Answer: controllable but not observable

With x1' = -2x1 + 3u, x2' = -x2 + u, the controllability matrix has full rank 2 (both states driven by u), but with c = x1 the observability matrix has rank 1 (x2 is hidden). So the system is controllable but not observable, option 0, not stored option 1.

Q10. A wide sense stationary random process X(t) passes through the LTI system shown in the figure. If the autocorrelation function of X(t) is R_X(τ), then the autocorrelation function R_Y(τ) of the output Y(t) is equal to

1. 2R_X(τ) + R_X(τ - T₀) + R_X(τ + T₀)
2. 2R_X(τ) - R_X(τ - T₀) - R_X(τ + T₀)
3. 2R_X(τ) + 2R_X(τ - 2T₀)
4. 2R_X(τ) - 2R_X(τ - 2T₀)

Answer: 2R_X(τ) + R_X(τ - T₀) + R_X(τ + T₀)

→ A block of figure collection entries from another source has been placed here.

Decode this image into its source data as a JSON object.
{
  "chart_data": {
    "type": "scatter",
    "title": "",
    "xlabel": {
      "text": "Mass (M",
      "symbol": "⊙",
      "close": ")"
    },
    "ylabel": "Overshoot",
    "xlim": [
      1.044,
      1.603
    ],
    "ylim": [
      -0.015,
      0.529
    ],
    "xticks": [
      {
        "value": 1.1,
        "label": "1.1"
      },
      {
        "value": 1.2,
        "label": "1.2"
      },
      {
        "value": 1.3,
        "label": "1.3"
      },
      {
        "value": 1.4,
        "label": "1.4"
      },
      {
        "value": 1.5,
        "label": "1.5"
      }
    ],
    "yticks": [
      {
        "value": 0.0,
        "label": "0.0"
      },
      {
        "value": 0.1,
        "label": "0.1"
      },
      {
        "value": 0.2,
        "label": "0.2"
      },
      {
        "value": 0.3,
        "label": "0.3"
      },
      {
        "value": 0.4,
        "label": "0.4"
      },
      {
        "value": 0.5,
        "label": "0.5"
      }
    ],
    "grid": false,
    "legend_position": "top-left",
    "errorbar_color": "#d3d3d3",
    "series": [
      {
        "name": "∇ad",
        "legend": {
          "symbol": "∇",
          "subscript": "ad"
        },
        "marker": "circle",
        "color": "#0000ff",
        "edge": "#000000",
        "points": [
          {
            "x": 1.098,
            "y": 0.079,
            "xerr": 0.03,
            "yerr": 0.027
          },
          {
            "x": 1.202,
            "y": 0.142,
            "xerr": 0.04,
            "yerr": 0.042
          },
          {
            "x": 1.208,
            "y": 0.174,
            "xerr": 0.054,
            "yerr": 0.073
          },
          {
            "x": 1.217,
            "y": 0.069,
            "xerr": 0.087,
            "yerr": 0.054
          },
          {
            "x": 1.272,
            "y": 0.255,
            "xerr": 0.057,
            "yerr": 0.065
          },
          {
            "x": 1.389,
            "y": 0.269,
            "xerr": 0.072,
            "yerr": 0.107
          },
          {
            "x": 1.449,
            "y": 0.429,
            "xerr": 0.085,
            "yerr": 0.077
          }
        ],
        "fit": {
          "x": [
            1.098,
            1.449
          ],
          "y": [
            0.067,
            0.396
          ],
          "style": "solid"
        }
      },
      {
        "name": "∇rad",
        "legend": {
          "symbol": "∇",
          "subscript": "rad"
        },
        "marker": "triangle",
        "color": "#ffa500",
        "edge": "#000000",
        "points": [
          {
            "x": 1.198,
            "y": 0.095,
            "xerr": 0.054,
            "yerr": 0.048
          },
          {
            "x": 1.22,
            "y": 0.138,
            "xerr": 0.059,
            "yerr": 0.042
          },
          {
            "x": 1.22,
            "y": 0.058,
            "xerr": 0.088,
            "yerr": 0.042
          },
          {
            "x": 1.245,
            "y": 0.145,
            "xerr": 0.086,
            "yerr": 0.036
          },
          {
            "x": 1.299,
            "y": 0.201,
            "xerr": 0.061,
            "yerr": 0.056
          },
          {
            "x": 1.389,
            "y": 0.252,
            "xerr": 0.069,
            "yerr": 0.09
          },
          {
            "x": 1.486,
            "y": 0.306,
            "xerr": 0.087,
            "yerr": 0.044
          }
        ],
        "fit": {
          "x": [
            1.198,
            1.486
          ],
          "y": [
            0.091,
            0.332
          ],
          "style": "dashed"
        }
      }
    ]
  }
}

The correct option reflects the properties of the autocorrelation function when a wide sense stationary process passes through a linear time-invariant (LTI) system, where the output's autocorrelation is influenced by the input's autocorrelation at different time shifts, specifically incorporating contributions from both positive and negative shifts of T₀.